CHARLESTON, W.Va. — Two weeks after Charleston Mayor Amy Goodwin announced proposals to address vacant and abandoned properties, the city council passed three bills that established a city land reuse agency and updated existing codes.
The Charleston Land Reuse Agency will be responsible for identifying available properties and acquiring such lots. The city’s code on vacant structures was updated as were fee and fines for dilapidated properties.
Beginning Sept. 1, owners of properties will have to submit a plan of maintenance and repair to the city. There will also be a $250 fee for a vacant structure on a registered vacant property, a $500 fee for an abandoned building on the registry, and a $1,000 fee for any property that has been registered for 12 consecutive months.
A $10 fee will be issued every day after the 12 months.
“This administration has been in place for about seven months. There’s a lot of work still to be done,” Goodwin said. “What was passed tonight were three really good bills that are going to take us in the right direction.”

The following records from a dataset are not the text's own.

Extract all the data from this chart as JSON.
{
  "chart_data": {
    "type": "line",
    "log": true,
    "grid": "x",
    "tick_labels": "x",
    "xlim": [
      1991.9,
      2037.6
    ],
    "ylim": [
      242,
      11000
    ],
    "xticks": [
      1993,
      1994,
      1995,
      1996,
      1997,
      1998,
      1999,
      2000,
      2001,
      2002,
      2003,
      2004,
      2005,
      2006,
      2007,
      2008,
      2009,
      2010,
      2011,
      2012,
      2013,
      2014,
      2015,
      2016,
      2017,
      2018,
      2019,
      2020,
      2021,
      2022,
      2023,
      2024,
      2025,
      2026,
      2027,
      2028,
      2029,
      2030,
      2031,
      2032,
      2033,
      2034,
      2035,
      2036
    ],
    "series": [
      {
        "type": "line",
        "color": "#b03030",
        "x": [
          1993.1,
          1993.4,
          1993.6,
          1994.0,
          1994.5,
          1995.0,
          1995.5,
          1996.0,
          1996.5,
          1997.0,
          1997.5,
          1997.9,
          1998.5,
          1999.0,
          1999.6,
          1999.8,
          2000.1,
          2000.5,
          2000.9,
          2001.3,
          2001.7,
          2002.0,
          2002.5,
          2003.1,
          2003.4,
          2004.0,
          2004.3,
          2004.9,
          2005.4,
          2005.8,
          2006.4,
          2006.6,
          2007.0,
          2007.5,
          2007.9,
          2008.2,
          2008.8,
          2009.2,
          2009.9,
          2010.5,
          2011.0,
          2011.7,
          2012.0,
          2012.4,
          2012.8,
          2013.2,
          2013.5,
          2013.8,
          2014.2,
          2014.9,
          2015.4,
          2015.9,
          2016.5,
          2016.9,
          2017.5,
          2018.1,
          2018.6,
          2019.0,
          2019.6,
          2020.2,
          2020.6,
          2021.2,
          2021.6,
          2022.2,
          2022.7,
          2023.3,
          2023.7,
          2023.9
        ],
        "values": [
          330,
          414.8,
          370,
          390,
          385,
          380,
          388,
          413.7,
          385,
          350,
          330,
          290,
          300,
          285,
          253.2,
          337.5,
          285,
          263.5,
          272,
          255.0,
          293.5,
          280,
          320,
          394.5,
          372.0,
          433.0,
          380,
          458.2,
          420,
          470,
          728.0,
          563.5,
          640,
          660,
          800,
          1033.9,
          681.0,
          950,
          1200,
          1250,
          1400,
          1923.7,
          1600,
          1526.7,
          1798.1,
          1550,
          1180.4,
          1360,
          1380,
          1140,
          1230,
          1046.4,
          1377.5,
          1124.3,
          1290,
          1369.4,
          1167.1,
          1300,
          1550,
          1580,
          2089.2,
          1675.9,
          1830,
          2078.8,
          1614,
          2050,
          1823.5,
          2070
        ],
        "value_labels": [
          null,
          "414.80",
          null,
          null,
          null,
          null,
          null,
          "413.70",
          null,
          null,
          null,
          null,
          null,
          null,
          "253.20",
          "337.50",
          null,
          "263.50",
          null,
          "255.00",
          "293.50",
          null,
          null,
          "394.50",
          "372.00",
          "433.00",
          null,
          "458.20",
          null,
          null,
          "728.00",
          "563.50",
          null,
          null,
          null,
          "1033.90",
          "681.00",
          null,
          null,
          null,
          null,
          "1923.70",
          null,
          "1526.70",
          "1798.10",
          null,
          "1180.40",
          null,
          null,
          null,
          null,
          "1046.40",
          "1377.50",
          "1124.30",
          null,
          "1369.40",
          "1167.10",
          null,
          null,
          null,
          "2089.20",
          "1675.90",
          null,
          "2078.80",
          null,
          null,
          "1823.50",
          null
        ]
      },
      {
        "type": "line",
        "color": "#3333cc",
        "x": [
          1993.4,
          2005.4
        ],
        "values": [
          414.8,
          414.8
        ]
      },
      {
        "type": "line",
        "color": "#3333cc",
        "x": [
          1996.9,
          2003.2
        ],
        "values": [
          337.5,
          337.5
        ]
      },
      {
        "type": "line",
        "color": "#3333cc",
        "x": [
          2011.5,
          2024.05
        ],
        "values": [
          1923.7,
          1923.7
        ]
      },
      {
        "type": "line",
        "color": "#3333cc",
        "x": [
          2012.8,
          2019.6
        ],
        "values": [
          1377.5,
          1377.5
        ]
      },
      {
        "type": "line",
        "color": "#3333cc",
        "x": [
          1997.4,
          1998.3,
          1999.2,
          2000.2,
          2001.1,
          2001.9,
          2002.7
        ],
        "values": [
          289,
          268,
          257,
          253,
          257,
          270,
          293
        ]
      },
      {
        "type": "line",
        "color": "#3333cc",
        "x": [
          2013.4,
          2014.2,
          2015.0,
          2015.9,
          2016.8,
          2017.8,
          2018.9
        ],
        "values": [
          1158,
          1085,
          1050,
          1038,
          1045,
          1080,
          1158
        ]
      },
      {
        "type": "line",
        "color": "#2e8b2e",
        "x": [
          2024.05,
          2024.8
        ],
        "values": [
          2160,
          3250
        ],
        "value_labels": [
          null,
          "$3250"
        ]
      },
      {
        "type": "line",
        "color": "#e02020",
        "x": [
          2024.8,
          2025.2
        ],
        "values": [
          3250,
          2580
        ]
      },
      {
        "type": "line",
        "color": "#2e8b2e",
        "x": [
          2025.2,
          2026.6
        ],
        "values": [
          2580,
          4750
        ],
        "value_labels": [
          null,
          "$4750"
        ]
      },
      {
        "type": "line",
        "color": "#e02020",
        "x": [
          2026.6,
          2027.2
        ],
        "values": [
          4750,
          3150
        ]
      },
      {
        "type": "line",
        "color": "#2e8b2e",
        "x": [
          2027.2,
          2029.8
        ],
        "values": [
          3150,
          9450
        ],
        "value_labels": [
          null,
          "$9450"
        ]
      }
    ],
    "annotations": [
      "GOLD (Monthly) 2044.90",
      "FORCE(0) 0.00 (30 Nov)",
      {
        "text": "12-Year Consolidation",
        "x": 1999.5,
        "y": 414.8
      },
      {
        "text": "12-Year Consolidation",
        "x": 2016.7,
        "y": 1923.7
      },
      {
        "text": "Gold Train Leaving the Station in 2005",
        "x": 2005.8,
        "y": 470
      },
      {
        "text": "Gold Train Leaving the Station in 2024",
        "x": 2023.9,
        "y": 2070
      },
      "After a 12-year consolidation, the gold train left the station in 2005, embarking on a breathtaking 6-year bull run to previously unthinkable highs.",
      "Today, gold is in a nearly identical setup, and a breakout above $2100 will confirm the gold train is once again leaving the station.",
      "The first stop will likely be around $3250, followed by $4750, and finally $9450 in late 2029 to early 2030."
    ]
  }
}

City attorney Kevin Baker said the Goodwin administration began working on the bill shortly after Goodwin took office in January; he described the drafting process, which included meeting with local officials and community groups.
“I think I had a first draft of the bill around May 1,” he said.
Baker also talked to leaders of Huntington and Morgantown, which have similar agencies. Baker said Huntington officials warned of doing too many projects at one time, which can be overbearing.
“They went in and got a whole lot of property with their land reuse agency right away, and have had a hard time trying to figure out how to get it back out into development,” he added. “The hope is to be really careful and focused on what area we want to tackle first.”
Goodwin said people frequently approach the city about problems with vacant properties; Goodwin addressed concerns about such structures during a community forum last month at the North Charleston Community Center.
“When you have broken windows, boarded-up houses, boarded-up apartment complexes all in these neighborhoods, it decreases the value and it hurts the entire neighborhood,” she added. “Not only does it hurt the values of properties adjoining, but it also is extremely detrimental to the value of a neighborhood.”
Councilman Pat Jones, who represents north Charleston and has fielded complaints from residents, publicly thanked Goodwin for the bills.
The Charleston Land Ruse Agency will consist of the mayor, city manager, city attorney, two members of the city council and two Charleston residents to be appointed by Goodwin. Baker said the agency will have to first look at the city’s acquired properties and determine what projects the city needs.